Dr. Ward, no doubt, like many other good men who disliked the King’s proceedings,
was compelled, by his conscientious belief in the long established doctrine
of the “divine right of kings,” to uphold his sovereign. In consequence of his
sending the college-plate to be coined for the King’s use, the parliamentary
authorities deprived Dr. Ward of his professorship and mastership, and
confiscated his goods. He was also, in 1642, with three other heads of colleges
involved in the same transaction, imprisoned in St. John’s College for a short
time. During his confinement, he contracted a disorder that proved fatal in six
weeks after his liberation, which was granted on account of his sickness. He died, in
great want, at an advanced age, in 1643, and was the first person buried in Sidney Sussex
Chapel. A beautiful character is drawn in some Latin verses addressed to him by
Dr. Thomas Goad, the close of which is thus given in English by Fuller; -
“None thy quick sight, grave judgment, can beguile,
So skilled in tongues, so sinewy in style;
Add to all these that peaceful soul of thine,
Meek, modest, which all brawlings doth decline.”

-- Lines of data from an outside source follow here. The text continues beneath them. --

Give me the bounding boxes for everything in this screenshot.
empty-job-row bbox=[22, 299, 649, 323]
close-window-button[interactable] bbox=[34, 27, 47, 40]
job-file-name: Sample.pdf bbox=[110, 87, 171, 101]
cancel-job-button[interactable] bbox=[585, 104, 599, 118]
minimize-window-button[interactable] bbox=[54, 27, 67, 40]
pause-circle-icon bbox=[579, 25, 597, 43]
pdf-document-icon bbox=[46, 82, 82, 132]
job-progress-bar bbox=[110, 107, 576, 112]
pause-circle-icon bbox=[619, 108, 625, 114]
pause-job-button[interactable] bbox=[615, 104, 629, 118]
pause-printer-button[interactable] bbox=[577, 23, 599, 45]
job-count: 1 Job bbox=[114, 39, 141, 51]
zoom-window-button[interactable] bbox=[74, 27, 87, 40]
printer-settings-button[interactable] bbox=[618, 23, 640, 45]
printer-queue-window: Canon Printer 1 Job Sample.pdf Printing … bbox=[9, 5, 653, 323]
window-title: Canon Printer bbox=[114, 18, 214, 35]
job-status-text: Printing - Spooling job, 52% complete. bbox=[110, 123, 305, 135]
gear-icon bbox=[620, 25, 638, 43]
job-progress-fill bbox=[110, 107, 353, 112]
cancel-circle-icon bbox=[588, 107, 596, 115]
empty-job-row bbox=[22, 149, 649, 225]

Dr. Ward maintained much correspondence with learned men. His correspondence
with Archbishop Ushur reveals traits of diversified learning, especially in biblical
and oriental criticism. * In his letters to the elder Vossius he adimadverts upon
that distinguished author’s History of Pelgianism. His character cannot be better
described than in the following beautiful passage from Dr. Fuller’s History of
the University of Cambridge. “He was a Moses, not only for slowness of speech,
but otherwise meekness of nature. Indeed, when, in my private thoughts, I have
beheld him and Dr. Collins, ** (disputable whether more different, or more
eminent in their endowments,) I could not but remember the running of Peter and
John to the place where Christ was buried. In which race, John came first, as youngest
and swiftest; but Peter first entered the grave. Dr. Collins had much the speed of
him in quickness of parts; but let me say, (nor doth the relation of pupil misguide me,)
the other pierced the deeper into underground and profound points in divinity. Now as
high winds bring some men the sooner into sleep, so, I conceive, the storms and tempests
of these distracted times invited this good old man the sooner to his long rest, where
we leave him, and quietly draw the curtains about him.”
* Dr. Usher, in one of these letters, corrects a misprint in the Translator’s Preface,
where the name Efnard should be Eynard, or Eginhardus.
** Samuel Collins, Provost of King’s College, and for forty years Regius Professor. “As
Caligula is said to have sent his soldiers vainly to fight against the tide, with
the same success have any encountered the torrent of his Latin in disputation.”